I was sitting in therapy awhile ago, reflecting on the fact that in the last year, I think I’ve cried more than I ever have in my entire life.
And that realization startled me.
Because for most of my life, I didn’t cry.
I’d get hurt and show no emotion.
Someone would say something cruel, and I’d stare back blank-faced, unaffected on the surface.
I witnessed tragedies.
Endured trauma.
Carried secondary trauma that never even belonged to me in the first place.
And I handled it all like a machine.
Or at least that’s what I told myself.
I thought surviving without visible emotion meant I was strong.

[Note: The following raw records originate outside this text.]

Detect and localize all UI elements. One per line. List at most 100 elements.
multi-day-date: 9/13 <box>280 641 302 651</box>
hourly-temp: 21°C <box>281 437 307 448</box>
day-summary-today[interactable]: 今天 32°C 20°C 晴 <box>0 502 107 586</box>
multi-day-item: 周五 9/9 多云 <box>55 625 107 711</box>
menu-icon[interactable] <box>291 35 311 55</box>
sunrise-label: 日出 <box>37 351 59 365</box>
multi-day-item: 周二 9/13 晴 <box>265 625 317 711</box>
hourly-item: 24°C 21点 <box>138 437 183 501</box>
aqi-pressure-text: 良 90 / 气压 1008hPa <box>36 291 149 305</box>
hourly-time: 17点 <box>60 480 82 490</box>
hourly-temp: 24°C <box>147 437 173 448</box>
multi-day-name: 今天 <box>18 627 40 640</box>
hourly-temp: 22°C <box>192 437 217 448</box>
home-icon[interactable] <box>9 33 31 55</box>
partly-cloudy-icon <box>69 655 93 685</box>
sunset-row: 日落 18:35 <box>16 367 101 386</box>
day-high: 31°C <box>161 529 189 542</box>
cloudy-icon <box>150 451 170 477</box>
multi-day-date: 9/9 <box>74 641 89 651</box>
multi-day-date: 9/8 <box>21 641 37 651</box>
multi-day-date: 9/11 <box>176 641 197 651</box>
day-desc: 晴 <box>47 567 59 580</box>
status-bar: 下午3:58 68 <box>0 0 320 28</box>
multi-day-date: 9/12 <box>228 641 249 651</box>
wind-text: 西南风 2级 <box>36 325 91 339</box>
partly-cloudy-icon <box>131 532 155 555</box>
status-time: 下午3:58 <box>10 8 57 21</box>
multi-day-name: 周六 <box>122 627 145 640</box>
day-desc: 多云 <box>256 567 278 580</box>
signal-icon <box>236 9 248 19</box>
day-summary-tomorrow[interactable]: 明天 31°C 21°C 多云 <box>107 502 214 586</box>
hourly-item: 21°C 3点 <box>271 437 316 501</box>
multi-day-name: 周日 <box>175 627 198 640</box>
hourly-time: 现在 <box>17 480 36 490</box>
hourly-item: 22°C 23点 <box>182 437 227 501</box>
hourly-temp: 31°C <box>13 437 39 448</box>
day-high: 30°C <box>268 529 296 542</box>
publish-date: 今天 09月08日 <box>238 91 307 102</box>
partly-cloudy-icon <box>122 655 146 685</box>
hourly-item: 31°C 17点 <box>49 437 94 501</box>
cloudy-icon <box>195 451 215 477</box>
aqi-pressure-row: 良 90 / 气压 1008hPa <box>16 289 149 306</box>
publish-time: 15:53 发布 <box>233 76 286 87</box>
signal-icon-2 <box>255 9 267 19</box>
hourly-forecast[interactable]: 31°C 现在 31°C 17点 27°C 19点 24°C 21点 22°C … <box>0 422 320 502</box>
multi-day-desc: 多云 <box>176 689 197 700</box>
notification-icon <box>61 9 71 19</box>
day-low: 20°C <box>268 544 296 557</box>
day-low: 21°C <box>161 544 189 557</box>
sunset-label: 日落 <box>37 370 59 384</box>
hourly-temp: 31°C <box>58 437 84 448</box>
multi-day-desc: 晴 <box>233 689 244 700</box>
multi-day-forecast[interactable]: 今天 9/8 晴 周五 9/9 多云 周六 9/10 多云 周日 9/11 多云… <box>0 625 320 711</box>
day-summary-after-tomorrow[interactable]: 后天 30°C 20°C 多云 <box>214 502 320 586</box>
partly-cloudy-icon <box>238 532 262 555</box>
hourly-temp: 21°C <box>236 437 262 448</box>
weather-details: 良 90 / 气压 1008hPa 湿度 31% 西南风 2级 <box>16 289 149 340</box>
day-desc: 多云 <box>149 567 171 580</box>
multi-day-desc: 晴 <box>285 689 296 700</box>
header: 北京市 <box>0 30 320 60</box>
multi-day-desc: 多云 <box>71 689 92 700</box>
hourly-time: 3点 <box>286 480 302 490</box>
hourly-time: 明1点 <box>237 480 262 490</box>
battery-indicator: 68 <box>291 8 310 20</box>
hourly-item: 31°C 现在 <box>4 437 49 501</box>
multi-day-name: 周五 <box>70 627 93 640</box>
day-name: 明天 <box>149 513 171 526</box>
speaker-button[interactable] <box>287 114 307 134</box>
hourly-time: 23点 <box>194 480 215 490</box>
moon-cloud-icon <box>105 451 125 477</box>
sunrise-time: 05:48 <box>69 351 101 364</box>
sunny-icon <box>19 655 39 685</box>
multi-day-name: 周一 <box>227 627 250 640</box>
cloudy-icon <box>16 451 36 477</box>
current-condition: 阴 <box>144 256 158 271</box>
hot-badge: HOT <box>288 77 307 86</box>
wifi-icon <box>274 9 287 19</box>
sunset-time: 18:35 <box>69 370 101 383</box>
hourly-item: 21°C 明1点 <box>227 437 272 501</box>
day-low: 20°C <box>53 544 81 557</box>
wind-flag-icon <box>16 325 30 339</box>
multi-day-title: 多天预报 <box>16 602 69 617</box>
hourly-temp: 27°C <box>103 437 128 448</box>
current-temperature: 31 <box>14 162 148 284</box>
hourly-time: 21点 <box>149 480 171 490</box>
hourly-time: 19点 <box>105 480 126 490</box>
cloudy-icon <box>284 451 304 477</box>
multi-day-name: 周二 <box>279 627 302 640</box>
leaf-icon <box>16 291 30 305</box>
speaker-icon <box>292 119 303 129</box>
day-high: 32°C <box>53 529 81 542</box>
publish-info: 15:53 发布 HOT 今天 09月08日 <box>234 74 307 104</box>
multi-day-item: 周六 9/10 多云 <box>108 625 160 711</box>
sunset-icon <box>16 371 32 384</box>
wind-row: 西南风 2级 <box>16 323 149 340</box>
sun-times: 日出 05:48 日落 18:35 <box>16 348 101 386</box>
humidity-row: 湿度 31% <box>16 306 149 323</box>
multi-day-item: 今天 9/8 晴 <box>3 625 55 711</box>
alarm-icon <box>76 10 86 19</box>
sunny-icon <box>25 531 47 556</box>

I thought being unshaken meant I was healed.
I thought silence was resilience.
But my therapist asked me something that cracked that illusion wide open.
“Did you actually handle it… or did you just file it away?”
And honestly?
That question haunted me.
Because she was right.
I didn’t process those experiences.
I archived them.
Locked them in dark little compartments somewhere deep inside myself and kept moving as if they weren’t still alive under the surface.
But pain does not disappear just because you refuse to look at it.
It seeps.
It poisons the foundation quietly while you’re busy pretending the structure is still standing.
And eventually your body remembers what your mind tried to bury.
The shaking.
The exhaustion.
The numbness.
The disconnect.
The inability to feel joy fully.
Love fully.
Peace fully.
Because when you cut yourself off from grief, you rarely only lose grief.
You lose access to everything else too.
I spent years believing I was emotionally controlled when in reality I was emotionally absent.
You are meant to feel things.
You are meant to cry when your heart breaks.
You are meant to feel anger when someone wounds you.
You are meant to grieve what harmed you.
You are meant to ache.
That isn’t weakness.
That is being alive.
And maybe healing isn’t becoming untouchable.
Maybe healing is finally allowing yourself to be touched by your own humanity again.